The beauty of stir-frying is that you can substitute whatever vegetables you have on hand. But be sure every item is fresh. And be sure never to stir-fry longer than 2 or minutes. Exception: Dense-root vegetables may take up to 5 minutes.

3 tablespoons vegetable or chili oil

1 small yellow onion, peeled and cut into small wedges (or 4 scallions, greens included, chopped coarse)

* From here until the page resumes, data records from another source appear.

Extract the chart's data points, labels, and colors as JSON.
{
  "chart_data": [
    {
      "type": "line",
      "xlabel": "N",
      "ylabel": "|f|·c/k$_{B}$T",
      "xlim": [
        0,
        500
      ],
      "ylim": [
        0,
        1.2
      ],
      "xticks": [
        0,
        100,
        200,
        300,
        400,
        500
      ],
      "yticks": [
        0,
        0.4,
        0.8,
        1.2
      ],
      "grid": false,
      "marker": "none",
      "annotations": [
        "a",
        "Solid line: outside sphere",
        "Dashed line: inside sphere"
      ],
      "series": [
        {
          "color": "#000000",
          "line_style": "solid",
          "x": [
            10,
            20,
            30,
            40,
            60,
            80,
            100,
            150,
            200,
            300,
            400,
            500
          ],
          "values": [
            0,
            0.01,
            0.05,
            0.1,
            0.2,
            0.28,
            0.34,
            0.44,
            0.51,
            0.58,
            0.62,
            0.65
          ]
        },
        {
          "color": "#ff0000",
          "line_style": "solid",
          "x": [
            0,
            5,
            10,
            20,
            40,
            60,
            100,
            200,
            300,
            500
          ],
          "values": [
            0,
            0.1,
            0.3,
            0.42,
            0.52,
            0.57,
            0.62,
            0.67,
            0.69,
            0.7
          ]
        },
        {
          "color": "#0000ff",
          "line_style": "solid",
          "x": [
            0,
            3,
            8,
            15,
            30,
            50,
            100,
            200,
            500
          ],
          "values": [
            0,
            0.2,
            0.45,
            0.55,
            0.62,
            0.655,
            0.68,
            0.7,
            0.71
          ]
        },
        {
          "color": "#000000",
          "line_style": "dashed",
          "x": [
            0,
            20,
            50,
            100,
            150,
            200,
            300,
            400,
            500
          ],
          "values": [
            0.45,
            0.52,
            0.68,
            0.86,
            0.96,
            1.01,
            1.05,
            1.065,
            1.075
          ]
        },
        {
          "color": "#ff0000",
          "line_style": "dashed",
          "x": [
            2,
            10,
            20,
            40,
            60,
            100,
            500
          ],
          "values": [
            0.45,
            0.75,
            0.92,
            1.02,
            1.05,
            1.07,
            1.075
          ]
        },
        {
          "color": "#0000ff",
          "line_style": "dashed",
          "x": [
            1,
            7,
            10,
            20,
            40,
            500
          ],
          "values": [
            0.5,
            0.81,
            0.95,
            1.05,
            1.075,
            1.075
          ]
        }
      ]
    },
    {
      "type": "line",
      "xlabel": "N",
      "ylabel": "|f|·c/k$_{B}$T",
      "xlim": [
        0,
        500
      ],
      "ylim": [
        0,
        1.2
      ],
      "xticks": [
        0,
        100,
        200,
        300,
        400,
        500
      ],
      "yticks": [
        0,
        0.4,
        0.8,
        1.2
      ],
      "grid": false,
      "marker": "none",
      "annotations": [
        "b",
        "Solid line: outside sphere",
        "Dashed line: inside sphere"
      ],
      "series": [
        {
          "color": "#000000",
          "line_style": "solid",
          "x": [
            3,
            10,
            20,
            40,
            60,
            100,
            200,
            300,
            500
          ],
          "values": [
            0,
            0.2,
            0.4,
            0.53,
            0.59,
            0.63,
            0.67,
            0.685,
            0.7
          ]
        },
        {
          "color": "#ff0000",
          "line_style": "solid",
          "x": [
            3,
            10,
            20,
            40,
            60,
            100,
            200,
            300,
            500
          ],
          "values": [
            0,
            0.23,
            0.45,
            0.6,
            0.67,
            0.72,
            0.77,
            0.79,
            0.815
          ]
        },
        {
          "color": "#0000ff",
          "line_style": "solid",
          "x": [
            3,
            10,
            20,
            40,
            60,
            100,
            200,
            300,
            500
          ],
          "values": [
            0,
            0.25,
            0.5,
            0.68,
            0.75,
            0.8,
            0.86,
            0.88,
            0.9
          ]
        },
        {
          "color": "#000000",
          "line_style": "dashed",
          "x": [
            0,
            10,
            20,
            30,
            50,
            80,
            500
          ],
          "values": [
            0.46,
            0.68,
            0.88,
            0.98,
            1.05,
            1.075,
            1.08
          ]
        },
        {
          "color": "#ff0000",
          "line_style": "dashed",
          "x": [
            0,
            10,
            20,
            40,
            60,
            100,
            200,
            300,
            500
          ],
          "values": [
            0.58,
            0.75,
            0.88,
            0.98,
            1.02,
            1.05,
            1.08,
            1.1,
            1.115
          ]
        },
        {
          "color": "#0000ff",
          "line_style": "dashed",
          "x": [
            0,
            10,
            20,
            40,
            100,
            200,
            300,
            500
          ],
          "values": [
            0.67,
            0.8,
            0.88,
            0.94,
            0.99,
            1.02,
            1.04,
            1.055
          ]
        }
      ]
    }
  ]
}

1/2 green pepper, cut into coarse strips

1/2 red pepper, cut into coarse strips

1 medium summer squash, sliced

3 cloves garlic, finely minced

1 teaspoon freshly grated ginger

1/2 cup snow peas, strings removed

1 cup bean sprouts, rinsed with hot water

1 bunch of sturdy green leaves (kale, chard, bok choy, or napa cabbage), coarsely chopped

1/2 teaspoon salt

1/2 teaspoon sugar

2 tablespoons soy sauce

1 teaspoon sesame oil

Line up ingredients in the order they will be cooked, from slower-cooking items to lighter vegetables last (as arranged above). Mix salt, sugar, soy sauce, and sesame oil in a small bowl.

Heat a wok or large sauté pan over high heat. When hot and smoking (about a minute), add oil, swirl around, add onion and stir-fry for 30 seconds. If using scallions, stir-fry for only 15 seconds. Keep them moving continuously.

Quickly add peppers and squash, stir-fry for 1 minute. Add garlic and ginger, stir-fry for a few seconds then toss in snow peas, bean sprouts, and greens, stir-frying for another minute.

Drizzle in soy sauce mixture, stir, remove from heat and serve over steamed rice. Serves 4.